Sim Ann's shows her inexperience and insensitivity posting something like this on her facebook page. Don't you know that words often carry baggage? You are a smart woman, a President's scholar and winner of the PM's book prize.What happened?

The unstated and primary purpose of the National Conversation is to allow young neophyte highfliers like her to learn the ropes quickly. She will learn and also grow to understand more deeply what it is to be kind and to love. You don't "do or show a little more love or kindness" which is how character education is taught in our schools. That never worked, it only create the appearance of virtue. It is hypocritical. You only get it right if it comes from inside you.

Good and sincere politicians sooner or later must discover that if you have to tell a lie (the hazards of a life in politics), be prepared to live the lie such that it is no longer a lie. You can start with "doing kindness and love" but take that as the first step to eventually opening your heart to kindness and love. With time but not practice (that's hypocrisy and insincerity) the heart changes.

Now removed from the present toxic milieu, the joke is actually quite funny. Problem is that you just cannot divorce them from its context. It would be meaningless. Therefore the only time this joke is publicly safe is when those who cow-peh and cow-bu are frowned upon by most of society. They are spoilt. Unfortunately people now have many valid reasons to cow-peh and cow-bu. Just name one: the frequent trains break downs. Indeed Sim Ann has a long journey herself to learn to love and be kind.

You don't do love, you learn to love. You see love in action somewhere, hopefully at home and then you catch it. It is all learning by catching. The best way to get that is to be loved first and then somehow you are able to pass the love on. You can quicken the learning not by repaying love but by paying forward.
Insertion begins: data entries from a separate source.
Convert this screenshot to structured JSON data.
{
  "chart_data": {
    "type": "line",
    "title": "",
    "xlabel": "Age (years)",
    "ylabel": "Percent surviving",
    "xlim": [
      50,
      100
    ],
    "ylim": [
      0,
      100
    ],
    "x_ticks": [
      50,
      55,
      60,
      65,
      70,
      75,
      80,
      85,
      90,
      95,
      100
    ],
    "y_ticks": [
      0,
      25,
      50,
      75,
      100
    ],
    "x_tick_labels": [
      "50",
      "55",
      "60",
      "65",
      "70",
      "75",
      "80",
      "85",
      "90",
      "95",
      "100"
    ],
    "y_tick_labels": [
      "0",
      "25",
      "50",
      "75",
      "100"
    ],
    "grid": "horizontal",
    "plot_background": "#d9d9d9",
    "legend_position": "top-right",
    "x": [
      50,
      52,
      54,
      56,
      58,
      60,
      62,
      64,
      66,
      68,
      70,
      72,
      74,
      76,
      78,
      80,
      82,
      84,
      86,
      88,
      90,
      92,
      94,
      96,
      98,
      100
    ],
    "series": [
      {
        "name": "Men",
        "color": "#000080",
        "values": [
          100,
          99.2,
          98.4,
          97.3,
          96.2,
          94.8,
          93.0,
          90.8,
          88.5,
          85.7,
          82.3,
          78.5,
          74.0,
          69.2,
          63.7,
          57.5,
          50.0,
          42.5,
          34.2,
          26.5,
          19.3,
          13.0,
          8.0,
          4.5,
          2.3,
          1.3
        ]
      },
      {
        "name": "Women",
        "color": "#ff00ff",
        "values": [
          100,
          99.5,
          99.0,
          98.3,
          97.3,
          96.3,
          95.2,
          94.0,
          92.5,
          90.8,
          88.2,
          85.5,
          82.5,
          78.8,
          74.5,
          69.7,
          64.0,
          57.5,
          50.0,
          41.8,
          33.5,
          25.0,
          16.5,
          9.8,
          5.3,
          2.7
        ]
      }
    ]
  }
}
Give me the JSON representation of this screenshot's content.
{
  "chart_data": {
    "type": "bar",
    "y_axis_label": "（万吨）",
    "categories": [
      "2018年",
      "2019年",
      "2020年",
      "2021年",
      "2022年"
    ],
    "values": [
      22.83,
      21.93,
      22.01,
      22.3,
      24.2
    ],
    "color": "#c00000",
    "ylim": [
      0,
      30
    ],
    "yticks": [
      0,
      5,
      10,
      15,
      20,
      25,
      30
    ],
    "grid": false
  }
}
It is politically expedient to fake love and kindness through duty and discipline, but that is foolish. This government tend to be expedient than substantial over matters that are more spiritual or intangible. A related and more concrete example is religious and racial harmony. I worry that we have been faking it. Perhaps that's why LKY said we cannot have a non-Chinese PM for a very long time. The Americans take the bulls by its horns; very messy but with less hypocrisy. The product of that is the black President Obama.

If you fake it, i.e, you are insincere, people can sense it even if most cannot articulate it. The absence of light giving penetrating words versus heat from cow-pehs provides the fakers the space to continue being willfully blind. Nevertheless the leaders will eventually get it but often when it is too late.

Now if looking yourself in the mirror is too unbearable, just watch the hypocrisy of the CCP leaders in China. They professed to love and care for the people but in return they are hated more and more over time.   Leaders who had raised the standard of living of the Chinese that no emperor before had even come close.